Él utilizó el plástico para envolver las cajas vacías de sus medicamentos. Ella usó el celofán para envolver un huevo de pascuas que abriría esa tarde cuando llegara la hora del té con sus amigas.
Él saludó a su mujer con un beso rápido en los labios y a sus dos hijos con un beso en la frente. Ella saludó a su gato con un centenar de piropos y a su canario con un silbido.
Él necesitaba dinero para darle de comer a su familia. Ella vivía de la pensión de su marido y de la mensualidad que su hijo, obligado, le daba religiosamente.
Él se subió al tren a las seis de la mañana y no se bajó en todo el día.
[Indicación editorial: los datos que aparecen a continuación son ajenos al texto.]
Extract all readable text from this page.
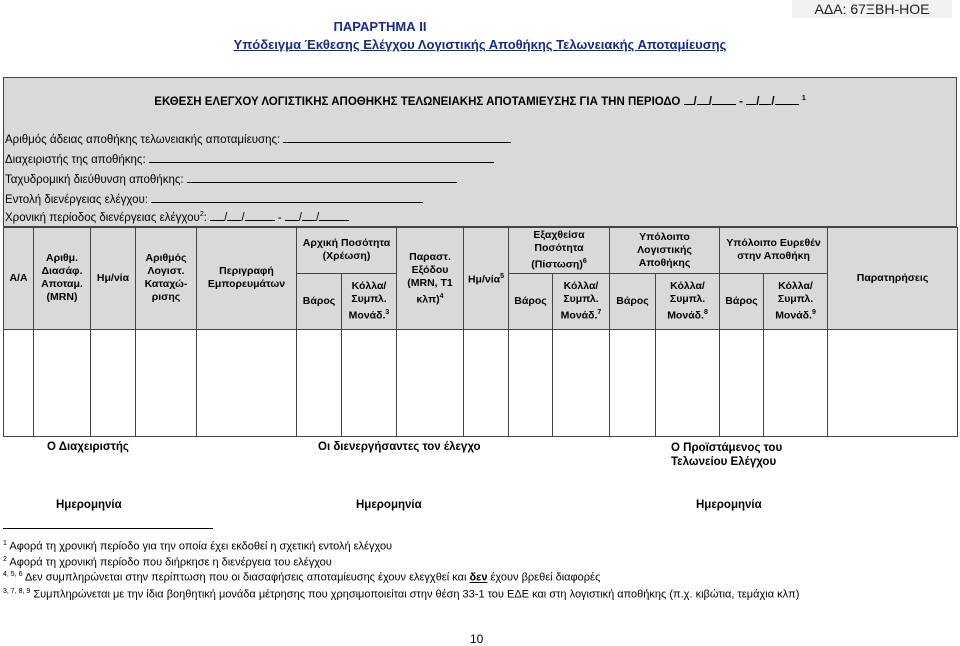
ΑΔΑ: 67ΞΒΗ-ΗΟΕ
ΠΑΡΑΡΤΗΜΑ ΙΙ
Υπόδειγμα Έκθεσης Ελέγχου Λογιστικής Αποθήκης Τελωνειακής Αποταμίευσης
ΕΚΘΕΣΗ ΕΛΕΓΧΟΥ ΛΟΓΙΣΤΙΚΗΣ ΑΠΟΘΗΚΗΣ ΤΕΛΩΝΕΙΑΚΗΣ ΑΠΟΤΑΜΙΕΥΣΗΣ ΓΙΑ ΤΗΝ ΠΕΡΙΟΔΟ / / - / /	$^1$
Αριθμός άδειας αποθήκης τελωνειακής αποταμίευσης:
Διαχειριστής της αποθήκης:
Ταχυδρομική διεύθυνση αποθήκης:
Εντολή διενέργειας ελέγχου:
Χρονική περίοδος διενέργειας ελέγχου$^2$: / /	- / /
Α/Α	Αριθμ. Διασάφ. Αποταμ. (MRN)	Ημ/νία	Αριθμός Λογιστ. Καταχώ-ρισης	Περιγραφή Εμπορευμάτων	Αρχική Ποσότητα (Χρέωση)		Παραστ. Εξόδου (MRN, T1 κλπ)$^4$	Ημ/νία$^5$	Εξαχθείσα Ποσότητα $(\Pi ί\sigma\tau\omega\sigma\eta)^6$		Υπόλοιπο Λογιστικής Αποθήκης		Υπόλοιπο Ευρεθέν στην Αποθήκη		Παρατηρήσεις
					Βάρος	Κόλλα/ Συμπλ. Μονάδ.$^3$			Βάρος	Κόλλα/ Συμπλ. Μονάδ.$^7$	Βάρος	Κόλλα/ Συμπλ. Μονάδ.$^8$	Βάρος	Κόλλα/ Συμπλ. Μονάδ.$^9$

Ο Διαχειριστής	Οι διενεργήσαντες τον έλεγχο	Ο Προϊστάμενος του Τελωνείου Ελέγχου
Ημερομηνία	Ημερομηνία	Ημερομηνία
$^1$ Αφορά τη χρονική περίοδο για την οποία έχει εκδοθεί η σχετική εντολή ελέγχου
$^2$ Αφορά τη χρονική περίοδο που διήρκησε η διενέργεια του ελέγχου
$^{4, 5, 6}$ Δεν συμπληρώνεται στην περίπτωση που οι διασαφήσεις αποταμίευσης έχουν ελεγχθεί και δεν έχουν βρεθεί διαφορές
$^{3, 7, 8, 9}$ Συμπληρώνεται με την ίδια βοηθητική μονάδα μέτρησης που χρησιμοποιείται στην θέση 33-1 του ΕΔΕ και στη λογιστική αποθήκης (π.χ. κιβώτια, τεμάχια κλπ)
10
Ella hizo lo propio a las cinco de la tarde.
Veinte minutos después se cruzaron ante mis ojos en un vagón del Sarmiento. Era domingo de Pascuas.
“Señoras y señores, con todo respeto los vengo a molestar para pedirles una moneda. Soy uno de los tantos portadores del VIH que no consiguen trabajo. Tengo una mujer y dos hijos de tres y cinco años. Mi mujer cose y plancha para afuera pero con lo que gana no nos alcanza, y yo no consigo un trabajo. Les pido disculpas por la molestia, no les vengo a vender nada, sólo vengo a pedirles una moneda, una que les sobre… Por más pequeña que sea es una ayuda para poner un pan en la mesa de mis hijos. No es para los remedios, los tengo gratis gracias al Hospital Muñiz. Si quieren pueden ver los medicamentos y mi certificado, están a su disposición…”
El pedido salía de su boca temblorosa en una mezcla de vergüenza y orgullo. Sus ojos casi no despegaban la mirada del suelo. Sudaba sin que pudiera uno vislumbrar si de calor, cansancio, pudor o las tres cosas.
Los pasajeros se miraban entre sí, hartos, tratando de preguntarse si era correcto lo que este hombre hacía, y si era correcto ayudarlo. Luego de unos segundos, breves para ellos pero interminables para él, algunos introdujeron una mano en su bolsillo o cartera y tomaron unas monedas que asépticamente colocaron orgullosos en las manos del muchacho.
Pasó a mi lado y me conmovió más de lo que ya lo había hecho con sus palabras. Mi mano derecha, dentro del bolsillo, soltó la moneda y tomó el billete que un segundo después le dí a cambio de un inesperado “Dios te bendiga, pibe, Dios te bendiga”, acompañado de una mirada que no podría describir.
La señora, a un metro de distancia y con una mano en la cartera lista para la limosna, lo dejó pasar. Cuando él estuvo lo suficientemente lejos, ella buscó alguien que le devolviera la mirada y se encontró con la mía. Con una extraña necesidad de justificarse, se señaló el corazón y me dijo “éste no me engaña, para mí que el pibe miente, no le creí”.
Me quedé estupefacto. A la señora le bastó con verlo “entero” y respirando para dar su veredicto. Con una enorme impotencia, con la violencia que su gesto generó en mí, no pude más que decirle a la mujer:
“Señora, esa moneda que Ud. se guardó es una miseria comparada con el dinero que regala cuando vota. Y esa gente sí que le miente, y Ud. lo sabe...”
Era la última estación para los tres. Nos bajamos. Él pasó al tren de al lado. La señora apuró el paso para comprarse un paquete de pastillas en el kiosco, como si un gusto amargo la hubiera asaltado. Yo, pensativo, seguí mi camino.